The value of c is the value of a^2 + b^2 when a=2 and b= -2.

Find the value of c^2 - 4.

Find another way to solve this problem.

I did a^2 + b^2 = c
2^2 + (-2)^2=c
4 + 4 + c
c = 8

so c^2 - 4 = v
8^2 - 4 = v
64 - 4 = v
v = 60

What is another way to solve it??

Answer 1

You already figured out this much:
a² + b² = c = 8

Use the difference of squares rule:
c² - 4
= c² - 2²
= (c + 2)(c - 2)
= (8 + 2)(8 - 2)
= 10 x 6
= 60

Answer 2

If your looking for a more easier way I dont think you'll find one easier then what you did. But....

you could plug c=a^2 + b^2 into the second equation:

[(a^2 + b^2)^2]-4

which expands to the equation a^4 + 2(a^2)(b^2) + b^4 -4

and then plug the values for a and b in:

(2)^4+ 2(2^2)(-2^2) + -2^4 -4= 60

Like I said, that way is much more strenuous

Answer 3

Well you could carry the symbols all the way through and substitute later.

c = a^2 + b^2
c^2 = (a^2 + b^2)^2
c^2 = a^4 + 2a^2b^2 + b^4
c^2 - 4 = a^4 + 2a^2b^2 + b^4 = 2^4 + 2*(2^2)*(-2^2) + -2^4 - 4 = 16 + 32 + 16 - 4 = 60.

c^2 - 4 = 60.

Notice that here you never determine c.

Answer 4

c^2-4 is the difference of two squares...

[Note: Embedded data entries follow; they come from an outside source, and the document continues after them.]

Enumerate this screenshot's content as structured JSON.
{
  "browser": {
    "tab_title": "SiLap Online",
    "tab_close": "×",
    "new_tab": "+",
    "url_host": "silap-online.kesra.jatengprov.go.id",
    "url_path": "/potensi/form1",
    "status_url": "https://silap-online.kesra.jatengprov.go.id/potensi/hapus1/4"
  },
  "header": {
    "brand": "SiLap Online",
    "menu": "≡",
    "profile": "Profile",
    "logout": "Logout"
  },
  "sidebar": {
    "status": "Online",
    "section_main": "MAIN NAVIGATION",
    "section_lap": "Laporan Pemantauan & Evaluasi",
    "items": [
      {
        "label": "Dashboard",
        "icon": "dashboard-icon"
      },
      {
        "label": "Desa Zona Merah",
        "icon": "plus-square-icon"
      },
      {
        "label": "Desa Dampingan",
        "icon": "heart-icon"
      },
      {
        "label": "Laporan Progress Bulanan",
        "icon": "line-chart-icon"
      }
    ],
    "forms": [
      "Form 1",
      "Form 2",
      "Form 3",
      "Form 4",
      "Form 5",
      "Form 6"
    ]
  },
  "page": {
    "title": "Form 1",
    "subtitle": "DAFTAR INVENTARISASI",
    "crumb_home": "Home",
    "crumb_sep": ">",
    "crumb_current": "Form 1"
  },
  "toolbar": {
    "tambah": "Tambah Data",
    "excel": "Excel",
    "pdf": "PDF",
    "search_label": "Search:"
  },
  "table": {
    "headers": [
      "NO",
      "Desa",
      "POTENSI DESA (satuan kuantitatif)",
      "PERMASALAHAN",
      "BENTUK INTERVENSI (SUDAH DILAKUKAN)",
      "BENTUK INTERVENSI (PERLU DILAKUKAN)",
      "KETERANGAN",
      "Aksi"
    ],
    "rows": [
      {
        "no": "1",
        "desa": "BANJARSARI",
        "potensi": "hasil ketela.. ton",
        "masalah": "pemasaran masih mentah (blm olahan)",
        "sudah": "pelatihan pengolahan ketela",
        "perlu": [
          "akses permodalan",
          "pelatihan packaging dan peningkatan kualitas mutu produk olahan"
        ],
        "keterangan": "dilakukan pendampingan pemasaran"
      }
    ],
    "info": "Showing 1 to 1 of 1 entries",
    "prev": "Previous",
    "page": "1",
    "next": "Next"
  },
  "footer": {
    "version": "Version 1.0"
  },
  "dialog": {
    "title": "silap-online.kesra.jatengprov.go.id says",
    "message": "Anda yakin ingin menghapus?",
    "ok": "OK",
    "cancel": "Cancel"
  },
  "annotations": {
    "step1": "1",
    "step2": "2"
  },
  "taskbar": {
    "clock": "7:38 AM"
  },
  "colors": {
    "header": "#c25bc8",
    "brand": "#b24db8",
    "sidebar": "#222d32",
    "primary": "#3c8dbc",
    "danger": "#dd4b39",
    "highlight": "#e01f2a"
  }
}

So (c+2)(c-2) is an answer...

c=8

(c+2)(c-2)=(8+2)(8-2)=(10)(6)=60

Answer 5

v = c^2 -- 4
= (a^2 + b^2)^2 -- 4
= {(a + b)^2 -- 2ab}^2 -- 4
= {(2 -- 2)^2 -- 2(2)(--2)}^2 -- 4
= { 0 + 8}^2 -- 4
= 64 -- 4
= 60

Answer 6

"accomplishing the floor" makes the top at that factor 0. Plug in 0 for h and remedy to t (time). h = -5t^2 + 30t 0 = -5t^2 + 30t 0 = -5t(t - 6) Use your 0 product components to set each and each component to 0. -5t = 0 t = 0 (beginning factor) t - 6 = 0 t = 6 6 seconds. desire that facilitates!